Winston got so irritated that he threw a punch straight at his face, rendering him unconscious. The impact echoed sharply, the sound sickening in its finality.
Looking at her father being hit, Anne shouted, “You coward! If you have the guts, then open my chains, and I will tell you how precious life is.”
Winston left the carvings through the entrance, dragging Anne’s unconscious father with him while ignoring her curses. His figure disappeared slowly into the darkness, leaving behind a suffocating silence.

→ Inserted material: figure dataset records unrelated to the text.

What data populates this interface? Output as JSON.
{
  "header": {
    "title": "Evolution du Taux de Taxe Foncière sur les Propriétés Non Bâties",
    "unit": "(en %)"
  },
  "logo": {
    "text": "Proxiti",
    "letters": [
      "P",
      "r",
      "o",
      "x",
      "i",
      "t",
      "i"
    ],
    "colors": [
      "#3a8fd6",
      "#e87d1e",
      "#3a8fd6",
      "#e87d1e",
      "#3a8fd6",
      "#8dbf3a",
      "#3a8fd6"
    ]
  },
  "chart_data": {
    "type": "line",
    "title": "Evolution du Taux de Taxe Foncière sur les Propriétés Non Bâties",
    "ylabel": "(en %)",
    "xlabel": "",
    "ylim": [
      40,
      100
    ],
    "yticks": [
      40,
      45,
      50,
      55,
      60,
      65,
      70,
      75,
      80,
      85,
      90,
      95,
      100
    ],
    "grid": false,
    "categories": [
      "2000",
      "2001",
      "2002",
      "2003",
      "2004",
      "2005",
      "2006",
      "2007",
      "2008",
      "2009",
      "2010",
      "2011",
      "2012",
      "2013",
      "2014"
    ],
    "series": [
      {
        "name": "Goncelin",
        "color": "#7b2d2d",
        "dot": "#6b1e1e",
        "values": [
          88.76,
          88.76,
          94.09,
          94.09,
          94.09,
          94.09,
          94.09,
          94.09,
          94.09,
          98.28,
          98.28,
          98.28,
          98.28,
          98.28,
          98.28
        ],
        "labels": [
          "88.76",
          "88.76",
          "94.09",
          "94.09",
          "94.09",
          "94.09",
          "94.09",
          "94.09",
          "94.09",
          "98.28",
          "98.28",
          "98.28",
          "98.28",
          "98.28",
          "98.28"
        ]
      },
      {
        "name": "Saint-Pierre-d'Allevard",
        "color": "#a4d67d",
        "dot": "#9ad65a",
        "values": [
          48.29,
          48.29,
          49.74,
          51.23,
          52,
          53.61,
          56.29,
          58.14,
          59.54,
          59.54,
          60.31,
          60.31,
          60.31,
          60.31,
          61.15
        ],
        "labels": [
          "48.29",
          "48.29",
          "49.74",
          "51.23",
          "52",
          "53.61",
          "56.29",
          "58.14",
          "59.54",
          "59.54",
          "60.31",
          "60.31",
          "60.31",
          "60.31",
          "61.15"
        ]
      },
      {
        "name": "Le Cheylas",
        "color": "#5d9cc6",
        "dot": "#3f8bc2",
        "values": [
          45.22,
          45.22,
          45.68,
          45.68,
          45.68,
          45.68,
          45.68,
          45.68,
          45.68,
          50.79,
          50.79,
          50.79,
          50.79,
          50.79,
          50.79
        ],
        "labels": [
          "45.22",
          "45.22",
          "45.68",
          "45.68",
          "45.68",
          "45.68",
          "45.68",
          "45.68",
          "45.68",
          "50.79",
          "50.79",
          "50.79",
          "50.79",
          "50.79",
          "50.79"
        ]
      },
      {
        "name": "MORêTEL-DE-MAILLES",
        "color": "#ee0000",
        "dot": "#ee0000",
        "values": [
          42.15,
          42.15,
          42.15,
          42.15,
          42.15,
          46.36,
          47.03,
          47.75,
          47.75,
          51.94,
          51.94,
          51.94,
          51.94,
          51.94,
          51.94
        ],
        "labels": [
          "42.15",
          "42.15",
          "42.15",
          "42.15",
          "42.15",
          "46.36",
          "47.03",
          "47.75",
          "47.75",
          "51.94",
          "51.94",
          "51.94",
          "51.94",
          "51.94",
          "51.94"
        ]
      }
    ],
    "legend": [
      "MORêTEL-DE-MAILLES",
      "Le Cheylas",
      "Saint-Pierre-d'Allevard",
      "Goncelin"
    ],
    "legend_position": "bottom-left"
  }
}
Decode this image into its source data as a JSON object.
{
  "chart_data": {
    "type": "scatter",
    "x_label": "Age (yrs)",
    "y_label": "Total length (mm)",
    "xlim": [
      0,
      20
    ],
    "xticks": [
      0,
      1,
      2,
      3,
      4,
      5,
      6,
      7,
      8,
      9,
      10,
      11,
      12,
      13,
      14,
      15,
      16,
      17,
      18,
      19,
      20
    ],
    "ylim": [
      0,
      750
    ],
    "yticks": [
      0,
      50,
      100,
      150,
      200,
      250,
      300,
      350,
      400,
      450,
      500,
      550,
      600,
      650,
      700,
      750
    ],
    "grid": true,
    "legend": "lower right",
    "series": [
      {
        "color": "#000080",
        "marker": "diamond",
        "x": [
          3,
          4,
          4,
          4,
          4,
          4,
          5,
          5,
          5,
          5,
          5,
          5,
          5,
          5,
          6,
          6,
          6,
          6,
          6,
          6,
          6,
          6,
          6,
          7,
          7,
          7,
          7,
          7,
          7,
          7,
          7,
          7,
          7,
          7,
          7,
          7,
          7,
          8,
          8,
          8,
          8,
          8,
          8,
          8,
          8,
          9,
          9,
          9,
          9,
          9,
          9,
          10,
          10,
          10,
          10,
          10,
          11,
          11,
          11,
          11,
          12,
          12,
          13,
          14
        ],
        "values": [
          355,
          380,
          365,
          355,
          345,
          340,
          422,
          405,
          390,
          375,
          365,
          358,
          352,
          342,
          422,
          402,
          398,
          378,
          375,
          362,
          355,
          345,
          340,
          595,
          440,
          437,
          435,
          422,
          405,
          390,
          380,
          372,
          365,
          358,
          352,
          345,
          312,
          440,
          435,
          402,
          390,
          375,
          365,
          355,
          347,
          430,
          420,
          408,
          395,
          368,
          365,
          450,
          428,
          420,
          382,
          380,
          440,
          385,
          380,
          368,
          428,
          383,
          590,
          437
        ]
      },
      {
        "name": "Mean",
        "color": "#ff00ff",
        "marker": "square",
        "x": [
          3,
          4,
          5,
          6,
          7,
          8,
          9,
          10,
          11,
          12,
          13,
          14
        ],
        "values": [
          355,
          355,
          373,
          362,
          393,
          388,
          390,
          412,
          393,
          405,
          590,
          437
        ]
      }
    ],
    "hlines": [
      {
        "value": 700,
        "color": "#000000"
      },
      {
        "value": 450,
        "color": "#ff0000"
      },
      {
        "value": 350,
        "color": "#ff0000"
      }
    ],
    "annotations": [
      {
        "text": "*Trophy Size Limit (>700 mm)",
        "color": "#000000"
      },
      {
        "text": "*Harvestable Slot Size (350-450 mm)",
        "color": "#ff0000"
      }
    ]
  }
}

Every prisoner in the iron hell prison was given small doses of corrosive neurotoxins, making them almost limp and unfunctional. But that was not the case with Anne.
Since Winston had kept her alive under orders from Lux, the light god, to use her as bait for Tamasya to come out of her hiding.
Winston had just kept the rest of them alive to be killed beside Anne. Winston wanted her to witness these deaths of her clan members before dying.
It was a slow, deliberate cruelty designed to break her spirit.
As Winston left, Anne looked at her father’s figure being dragged and broke down into tears under the orange shade of lava. The light flickered across her face, illuminating the tears that streamed down uncontrollably.
Her body trembled, chains rattling softly as her strength faltered. She remained there thinking about what the future held for her; the bracelet in her hands was clenched tighter.
Her sister, her father, and her son were all in danger, and she did not know what to do.